Creates a Python 3.10 venv in .venv/ with uv — native arm64 on Apple Silicon (uv downloads cpython-3.10-macos-aarch64 rather than reusing the brew x86_64 build, which would run under Rosetta and be ~2× slower).
Installs PyTorch 2.2+, gym 0.25.2 (with [box2d] extra so LunarLander works), ALE-py 0.7.5, AutoROM, python-snappy, FastAPI + uvicorn + tbparse (for the research console), and pytest + httpx (for tests).
Downloads the 109 Atari 2600 ROMs via AutoROM (license auto-accepted).
Runs a smoke test that creates a Pong env and prints the obs shape.

Verified eval throughput on M1 (arm64): ~780–1300 steps/sec on CPU depending on algorithm. The same evals on x86_64 Python under Rosetta were 320–700 steps/sec.

After it finishes:

source .venv/bin/activate

Manual setup (if you skip `setup.sh`)

uv venv --python 3.10 .venv
SNAPPY_PREFIX=$(brew --prefix snappy)
CPPFLAGS="-I$SNAPPY_PREFIX/include" LDFLAGS="-L$SNAPPY_PREFIX/lib" \
  VIRTUAL_ENV=.venv uv pip install -r requirements-relaxed.txt
.venv/bin/AutoROM --accept-license

Why a relaxed requirements file?
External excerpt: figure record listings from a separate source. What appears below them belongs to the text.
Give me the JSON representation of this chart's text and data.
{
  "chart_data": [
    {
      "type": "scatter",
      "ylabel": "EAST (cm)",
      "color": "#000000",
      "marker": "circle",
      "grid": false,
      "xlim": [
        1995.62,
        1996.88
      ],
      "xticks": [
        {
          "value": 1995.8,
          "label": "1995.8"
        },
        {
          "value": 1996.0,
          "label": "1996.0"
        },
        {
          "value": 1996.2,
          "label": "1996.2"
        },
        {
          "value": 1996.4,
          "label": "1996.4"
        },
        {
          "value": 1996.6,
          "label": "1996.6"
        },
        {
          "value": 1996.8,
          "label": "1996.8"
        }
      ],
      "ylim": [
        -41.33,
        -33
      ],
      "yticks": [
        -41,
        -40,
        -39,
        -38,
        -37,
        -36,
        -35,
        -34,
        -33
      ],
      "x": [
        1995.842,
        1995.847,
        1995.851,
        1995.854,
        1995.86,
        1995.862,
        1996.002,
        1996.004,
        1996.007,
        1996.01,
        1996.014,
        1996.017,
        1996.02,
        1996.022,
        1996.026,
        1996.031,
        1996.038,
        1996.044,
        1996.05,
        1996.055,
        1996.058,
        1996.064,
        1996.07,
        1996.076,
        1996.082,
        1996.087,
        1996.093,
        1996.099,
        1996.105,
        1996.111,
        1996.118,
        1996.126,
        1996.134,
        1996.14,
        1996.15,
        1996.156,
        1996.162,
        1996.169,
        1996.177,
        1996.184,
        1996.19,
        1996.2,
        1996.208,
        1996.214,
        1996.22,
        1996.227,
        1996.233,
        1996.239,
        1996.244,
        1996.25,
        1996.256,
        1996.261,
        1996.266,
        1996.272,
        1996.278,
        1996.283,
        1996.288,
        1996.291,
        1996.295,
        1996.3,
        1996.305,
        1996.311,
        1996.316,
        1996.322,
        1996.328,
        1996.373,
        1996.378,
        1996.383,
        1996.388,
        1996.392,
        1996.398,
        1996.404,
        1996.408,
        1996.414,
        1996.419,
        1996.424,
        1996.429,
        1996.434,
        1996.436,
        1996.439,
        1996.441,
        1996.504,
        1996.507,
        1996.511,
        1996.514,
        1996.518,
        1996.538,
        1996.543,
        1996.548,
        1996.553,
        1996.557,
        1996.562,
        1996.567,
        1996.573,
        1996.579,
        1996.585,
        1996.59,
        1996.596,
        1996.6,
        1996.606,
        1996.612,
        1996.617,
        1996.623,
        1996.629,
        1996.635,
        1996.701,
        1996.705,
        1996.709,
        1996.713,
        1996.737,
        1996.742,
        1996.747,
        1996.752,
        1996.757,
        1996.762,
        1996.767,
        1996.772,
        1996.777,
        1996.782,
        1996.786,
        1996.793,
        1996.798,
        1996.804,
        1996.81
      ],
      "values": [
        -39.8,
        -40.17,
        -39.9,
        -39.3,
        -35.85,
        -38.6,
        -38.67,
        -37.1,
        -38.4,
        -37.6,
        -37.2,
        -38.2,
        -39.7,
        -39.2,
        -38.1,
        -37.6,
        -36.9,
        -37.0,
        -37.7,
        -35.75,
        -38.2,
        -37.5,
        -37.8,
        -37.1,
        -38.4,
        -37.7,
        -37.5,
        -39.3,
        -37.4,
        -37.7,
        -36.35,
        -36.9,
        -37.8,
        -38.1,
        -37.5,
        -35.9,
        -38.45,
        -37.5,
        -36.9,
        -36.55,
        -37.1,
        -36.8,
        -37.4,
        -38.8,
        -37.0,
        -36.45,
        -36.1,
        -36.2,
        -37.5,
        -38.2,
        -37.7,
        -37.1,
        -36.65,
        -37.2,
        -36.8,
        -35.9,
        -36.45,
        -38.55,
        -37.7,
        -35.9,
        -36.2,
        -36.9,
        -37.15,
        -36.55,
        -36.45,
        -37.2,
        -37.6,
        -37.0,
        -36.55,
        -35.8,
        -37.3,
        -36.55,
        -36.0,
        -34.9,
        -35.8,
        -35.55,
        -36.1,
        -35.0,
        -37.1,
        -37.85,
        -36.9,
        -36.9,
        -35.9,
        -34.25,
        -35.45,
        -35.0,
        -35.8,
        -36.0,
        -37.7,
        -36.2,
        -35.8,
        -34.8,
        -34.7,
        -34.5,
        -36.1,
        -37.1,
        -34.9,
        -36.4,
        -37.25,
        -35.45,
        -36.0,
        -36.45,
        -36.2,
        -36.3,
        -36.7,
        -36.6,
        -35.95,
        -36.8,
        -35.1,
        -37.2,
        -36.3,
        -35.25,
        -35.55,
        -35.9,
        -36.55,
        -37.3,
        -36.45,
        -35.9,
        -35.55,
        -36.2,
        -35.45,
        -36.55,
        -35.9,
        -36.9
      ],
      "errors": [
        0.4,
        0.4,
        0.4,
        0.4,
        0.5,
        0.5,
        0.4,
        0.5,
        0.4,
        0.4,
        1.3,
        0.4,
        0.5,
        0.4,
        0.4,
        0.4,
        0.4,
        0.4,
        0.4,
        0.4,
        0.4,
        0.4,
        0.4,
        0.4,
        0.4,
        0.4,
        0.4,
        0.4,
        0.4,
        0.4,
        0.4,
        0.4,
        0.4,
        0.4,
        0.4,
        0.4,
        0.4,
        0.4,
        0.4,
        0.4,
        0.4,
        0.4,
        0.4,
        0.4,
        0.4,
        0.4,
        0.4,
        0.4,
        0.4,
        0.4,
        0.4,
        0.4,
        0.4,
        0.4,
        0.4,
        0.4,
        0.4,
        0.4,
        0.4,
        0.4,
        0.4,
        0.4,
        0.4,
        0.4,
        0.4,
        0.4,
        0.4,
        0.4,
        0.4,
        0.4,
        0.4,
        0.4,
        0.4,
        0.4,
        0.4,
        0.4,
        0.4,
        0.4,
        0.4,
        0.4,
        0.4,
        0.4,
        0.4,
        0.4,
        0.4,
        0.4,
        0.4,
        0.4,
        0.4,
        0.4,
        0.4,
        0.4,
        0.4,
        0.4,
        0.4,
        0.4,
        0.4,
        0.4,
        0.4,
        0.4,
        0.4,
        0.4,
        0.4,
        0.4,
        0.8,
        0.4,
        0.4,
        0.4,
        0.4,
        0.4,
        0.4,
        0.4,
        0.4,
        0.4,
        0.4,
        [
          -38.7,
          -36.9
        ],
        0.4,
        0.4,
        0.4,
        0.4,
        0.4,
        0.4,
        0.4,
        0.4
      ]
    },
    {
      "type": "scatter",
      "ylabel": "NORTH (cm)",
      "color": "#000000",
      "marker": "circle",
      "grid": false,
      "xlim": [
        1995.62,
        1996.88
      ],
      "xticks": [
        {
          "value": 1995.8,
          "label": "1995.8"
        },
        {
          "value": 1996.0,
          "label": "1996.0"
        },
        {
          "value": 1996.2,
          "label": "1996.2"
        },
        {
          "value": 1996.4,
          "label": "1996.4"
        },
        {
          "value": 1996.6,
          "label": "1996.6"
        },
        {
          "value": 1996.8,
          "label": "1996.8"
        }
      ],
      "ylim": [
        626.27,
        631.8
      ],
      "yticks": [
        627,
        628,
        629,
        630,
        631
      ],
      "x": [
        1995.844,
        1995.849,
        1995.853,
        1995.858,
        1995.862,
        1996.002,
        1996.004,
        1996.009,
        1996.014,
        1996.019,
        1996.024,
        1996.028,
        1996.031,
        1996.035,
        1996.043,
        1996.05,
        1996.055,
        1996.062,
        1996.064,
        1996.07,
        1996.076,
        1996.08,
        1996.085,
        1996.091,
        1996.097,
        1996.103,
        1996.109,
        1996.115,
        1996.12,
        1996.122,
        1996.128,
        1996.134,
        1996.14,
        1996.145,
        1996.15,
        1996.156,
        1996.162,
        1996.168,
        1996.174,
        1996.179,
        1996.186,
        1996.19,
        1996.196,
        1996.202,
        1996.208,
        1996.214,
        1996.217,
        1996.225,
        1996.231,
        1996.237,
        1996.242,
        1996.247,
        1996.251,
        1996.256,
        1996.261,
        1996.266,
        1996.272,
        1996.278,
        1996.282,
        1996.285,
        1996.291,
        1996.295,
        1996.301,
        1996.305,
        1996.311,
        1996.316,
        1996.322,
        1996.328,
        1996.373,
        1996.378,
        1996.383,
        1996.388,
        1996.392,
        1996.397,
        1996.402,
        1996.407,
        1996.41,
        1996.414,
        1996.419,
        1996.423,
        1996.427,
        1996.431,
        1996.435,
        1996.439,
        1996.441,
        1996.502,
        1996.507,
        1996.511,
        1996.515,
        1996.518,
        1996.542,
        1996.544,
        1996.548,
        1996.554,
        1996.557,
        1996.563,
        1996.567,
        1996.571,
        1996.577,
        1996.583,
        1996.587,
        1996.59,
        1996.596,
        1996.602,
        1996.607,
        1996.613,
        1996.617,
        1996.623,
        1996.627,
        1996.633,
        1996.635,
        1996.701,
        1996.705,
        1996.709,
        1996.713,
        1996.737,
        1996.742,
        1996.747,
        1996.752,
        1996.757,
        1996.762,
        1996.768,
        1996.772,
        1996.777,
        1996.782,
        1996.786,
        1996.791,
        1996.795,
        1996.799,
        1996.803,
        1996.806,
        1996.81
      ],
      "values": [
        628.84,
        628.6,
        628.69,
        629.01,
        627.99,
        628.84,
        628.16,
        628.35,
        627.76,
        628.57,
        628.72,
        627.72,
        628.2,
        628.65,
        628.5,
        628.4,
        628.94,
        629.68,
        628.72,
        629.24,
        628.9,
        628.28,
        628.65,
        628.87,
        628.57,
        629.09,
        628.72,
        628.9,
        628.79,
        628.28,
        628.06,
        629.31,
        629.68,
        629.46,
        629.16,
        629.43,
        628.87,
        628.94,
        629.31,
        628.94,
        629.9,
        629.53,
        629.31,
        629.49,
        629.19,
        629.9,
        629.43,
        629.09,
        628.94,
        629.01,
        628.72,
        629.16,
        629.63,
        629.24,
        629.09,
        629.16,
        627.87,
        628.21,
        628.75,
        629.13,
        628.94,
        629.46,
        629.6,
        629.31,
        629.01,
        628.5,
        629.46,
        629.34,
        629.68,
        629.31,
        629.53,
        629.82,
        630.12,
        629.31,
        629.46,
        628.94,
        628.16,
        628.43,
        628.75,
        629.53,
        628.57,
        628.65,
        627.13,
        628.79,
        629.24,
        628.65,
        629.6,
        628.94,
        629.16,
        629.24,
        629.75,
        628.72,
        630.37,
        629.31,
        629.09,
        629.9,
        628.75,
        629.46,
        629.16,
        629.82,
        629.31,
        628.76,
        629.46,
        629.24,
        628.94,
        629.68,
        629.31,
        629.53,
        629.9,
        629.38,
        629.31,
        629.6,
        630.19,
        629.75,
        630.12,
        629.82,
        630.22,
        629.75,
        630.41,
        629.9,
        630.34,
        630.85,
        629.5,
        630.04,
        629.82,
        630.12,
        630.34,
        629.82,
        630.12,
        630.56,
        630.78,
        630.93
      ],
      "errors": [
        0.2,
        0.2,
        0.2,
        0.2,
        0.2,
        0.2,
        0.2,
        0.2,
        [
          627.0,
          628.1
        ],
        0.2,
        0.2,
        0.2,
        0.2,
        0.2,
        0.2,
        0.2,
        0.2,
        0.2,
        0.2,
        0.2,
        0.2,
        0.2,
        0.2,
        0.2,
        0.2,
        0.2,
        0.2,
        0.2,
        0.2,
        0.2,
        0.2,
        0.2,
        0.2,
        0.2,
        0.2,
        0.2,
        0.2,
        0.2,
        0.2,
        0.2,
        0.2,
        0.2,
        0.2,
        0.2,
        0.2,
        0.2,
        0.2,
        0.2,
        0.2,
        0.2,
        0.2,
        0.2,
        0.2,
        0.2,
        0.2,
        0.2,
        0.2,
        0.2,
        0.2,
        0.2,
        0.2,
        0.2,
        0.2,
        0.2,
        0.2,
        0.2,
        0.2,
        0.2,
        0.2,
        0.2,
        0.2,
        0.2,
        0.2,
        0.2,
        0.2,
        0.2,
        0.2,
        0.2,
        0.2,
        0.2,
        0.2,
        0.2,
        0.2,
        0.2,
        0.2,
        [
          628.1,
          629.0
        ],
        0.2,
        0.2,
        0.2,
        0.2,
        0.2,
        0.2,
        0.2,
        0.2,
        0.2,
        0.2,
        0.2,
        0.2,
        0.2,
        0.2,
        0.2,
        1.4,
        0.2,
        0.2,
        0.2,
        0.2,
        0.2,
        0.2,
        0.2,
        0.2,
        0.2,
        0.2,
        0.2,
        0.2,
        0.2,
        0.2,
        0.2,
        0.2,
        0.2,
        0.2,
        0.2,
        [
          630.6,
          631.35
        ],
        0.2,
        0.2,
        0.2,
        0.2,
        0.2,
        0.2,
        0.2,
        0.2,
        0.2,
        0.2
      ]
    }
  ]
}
The upstream requirements.txt pins old versions (torch 2.0.1, mujoco 2.2.2) that fail to install on modern macOS / Python 3.11+. requirements-relaxed.txt keeps gym==0.25.2 and ale-py==0.7.5 (mandatory — the codebase uses the old gym API and the new ale-py 0.10+ doesn't register old-style env names with old gym), loosens torch / opencv / numpy, drops mujoco (not needed for Atari or any classic-control example here), and adds the [box2d] extra so LunarLander and the upstream gym_env_test work.

2. Run the research console (recommended)

./start.sh

That's it. The script:

Verifies the venv is set up.
Frees the configured port (kills anything currently on 127.0.0.1:8000).
Cleans stale training-job logs from previous sessions.
Spawns a background poller that opens the browser as soon as the server reports healthy.
Runs uvicorn frontend.server:app --reload in the foreground, so edits to frontend/*.py hot-reload and Ctrl+C tears everything down.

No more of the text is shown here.